I've got the longest trip of my life coming up this weekend and I've got two nights to prepare. Below is my theory and planned solution and I would really appreciate everyone's thoughts!
My current theory and solution is this:
Theory:
(a) When I last took the clutch apart (to reattach my cush drive nut that kept coming off!) I reassembled it 'just by eye' and may have over tightened the spring nuts. Mine's a four spring clutch (even though 1959 Golden Flash).
(b) I think this might have meant that, despite the fact that the clutch worked, there was too much pressure on the cable each time I disengaged the clutch. It was certainly quite hard work on my left hand. I wonder if this is what caused the cable to stretch when I was repeatedly using the clutch in heavy traffic.
Solution:
(a) Replace clutch cable.
(b) Get primary chain case off.
(c) Remove and check all clutch plates (i.e. flat, not a burnt colour, not pitted, not scored).

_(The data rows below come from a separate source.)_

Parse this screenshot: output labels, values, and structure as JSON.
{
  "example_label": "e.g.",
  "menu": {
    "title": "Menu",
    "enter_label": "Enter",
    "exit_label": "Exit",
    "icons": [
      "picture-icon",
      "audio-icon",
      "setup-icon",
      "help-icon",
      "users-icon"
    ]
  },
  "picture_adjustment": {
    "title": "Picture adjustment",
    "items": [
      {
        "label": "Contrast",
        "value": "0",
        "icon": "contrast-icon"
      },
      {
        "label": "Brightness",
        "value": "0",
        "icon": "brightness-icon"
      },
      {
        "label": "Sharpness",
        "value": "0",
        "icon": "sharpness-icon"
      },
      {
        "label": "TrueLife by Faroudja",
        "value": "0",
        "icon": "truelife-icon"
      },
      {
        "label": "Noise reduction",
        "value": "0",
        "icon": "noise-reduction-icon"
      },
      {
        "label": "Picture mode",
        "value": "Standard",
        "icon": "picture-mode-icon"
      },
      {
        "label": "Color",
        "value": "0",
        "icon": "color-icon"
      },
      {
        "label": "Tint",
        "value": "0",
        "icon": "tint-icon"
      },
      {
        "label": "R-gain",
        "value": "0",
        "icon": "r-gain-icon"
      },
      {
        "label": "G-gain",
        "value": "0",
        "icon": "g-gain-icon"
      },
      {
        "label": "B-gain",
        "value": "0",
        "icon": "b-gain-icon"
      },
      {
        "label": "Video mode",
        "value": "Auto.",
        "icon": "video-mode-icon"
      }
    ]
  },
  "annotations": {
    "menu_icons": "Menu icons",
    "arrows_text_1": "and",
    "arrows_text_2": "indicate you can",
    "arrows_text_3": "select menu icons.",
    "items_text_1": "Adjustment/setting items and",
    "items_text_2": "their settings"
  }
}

(d) Check not any play in the clutch basket etc. Also check that the nut that holds it on is ok i.e. not loose (I'm expecting this to be inside the clutch basket and with a tab washer on it).
(e) Check not undue 'notching' in the clutch basket (I.e. where plates ought to slide, but don't if there is notching).

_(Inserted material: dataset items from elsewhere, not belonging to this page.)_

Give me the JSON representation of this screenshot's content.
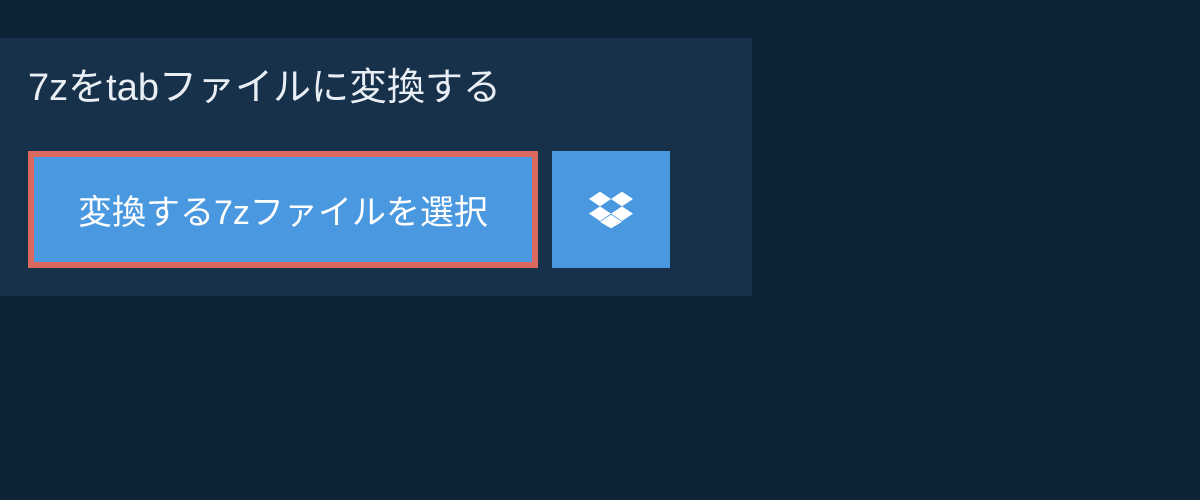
{
  "header": {
    "title": "7zをtabファイルに変換する"
  },
  "actions": {
    "select_file_label": "変換する7zファイルを選択",
    "dropbox_label": "Dropbox"
  }
}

(e) Critically: replace the clutch plates and use the 'tighten the clutch spring nuts just until the clutch stops slipping, then balance' technique which I've read about on here but never done before.
This seems to be:'run the bike with the front wheel up against the wall, start the engine, put in gear with clutch disengaged and then slowly re-engage'. It should stall and if so I'll loosen it until it starts to slip (when I repeat the procedure), then I'll tighten by about half a turn on each nut. Then I'll check the balance - using an improvised 'pointer' (piece of wire') turning the clutch over in neutral with the kick start. Then I'll repeat all over, until happy.
I expect the above procedure to ensure that I've not overtightened my spring nuts: so my cable is not under undue tension, and my left forearm doesn't end up like Popeye's!.
(f) I will then make sure that the clutch cable is appropriately tightened at the handlebar, so I've got a small amount of slack (as with all bikes).
Note: I don't plan to do anything with the adjuster that is down by your right foot, through a little inspection plate. Is that right?
(g) Finally: put the primary chain case back on and put some oil in. On that: Am I right in thinking the 'correct' amount of oil is 'just enough so the chain dips in it', and also that it's ok to use the same oil in the primary chain case as in the engine in general?
Thanks in advance all!
Sam
P.S. The Haynes says the clutch lever (down by right foot again) ought to be parallel with the bike when the clutch is fully disengaged. Mine is not. Is that important? I'd say mine could still travel about another 1.25 cm (1/2"). Could this be relevant to anything?